Voltage SecureData z/Protect provides Voltage Format-Preserving Encryption™ (FPE) and Voltage Secure Stateless Tokenization™ (SST), breakthrough technologies that make encryption and tokenization dramatically easier for any application, in any z/OS environment. With FPE and SST, data size and character set do not change when data is protected.
In this new release, native, dynamic data masking increases application security and control by allowing administrative control over protected data. Role-based access to data enables the full credit card or Social Security number to be revealed to an authorized user, while another user, such as a call center agent, will only see the last four digits of the number in the clear. Another new feature, token multiplexing, enables generation of distinct tokens for multiple lines of business.

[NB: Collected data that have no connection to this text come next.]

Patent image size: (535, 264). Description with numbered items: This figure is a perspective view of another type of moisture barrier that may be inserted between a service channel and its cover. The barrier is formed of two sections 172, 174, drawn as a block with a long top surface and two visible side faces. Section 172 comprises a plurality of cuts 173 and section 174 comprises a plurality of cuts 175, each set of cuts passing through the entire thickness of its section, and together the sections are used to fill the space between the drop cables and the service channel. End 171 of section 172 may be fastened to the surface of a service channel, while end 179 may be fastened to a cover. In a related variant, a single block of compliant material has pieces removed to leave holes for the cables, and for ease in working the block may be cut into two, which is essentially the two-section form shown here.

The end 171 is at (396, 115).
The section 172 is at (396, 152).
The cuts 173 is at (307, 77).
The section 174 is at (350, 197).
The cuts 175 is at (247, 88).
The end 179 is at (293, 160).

Reduces Audit/Compliance Scope and Risk of Data Theft
With Voltage SecureData z/Protect, most applications can operate on the protected data directly, reducing compliance audit scope. Key access is controlled using native z/OS security methodologies (RACF, ACF2, Top Secret), avoiding the need for applications to store credentials, further reducing the exposure of sensitive information for attackers to steal.
Another new feature, called DB2 FIELDPROC support, enables transparent integration of Voltage SecureData into application environments that use DB2 without requiring any changes to the application at all, while providing full Separation of Duties as required by PCI DSS and other standards.
Reduces Implementation Costs
Prior to Voltage SecureData z/Protect, mainframe data protection choices have been overly complex, with potential for errors, and requiring extensive training needed for users as well as re-architecting code from the ground up. Now data protection control and policy administration are centralized in the z/Protect configuration, greatly simplifying implementation. Training applications programmers is simple, and opportunities for error are greatly reduced.
A number of operational improvements now make it even easier to administer a complex z/Protect environment.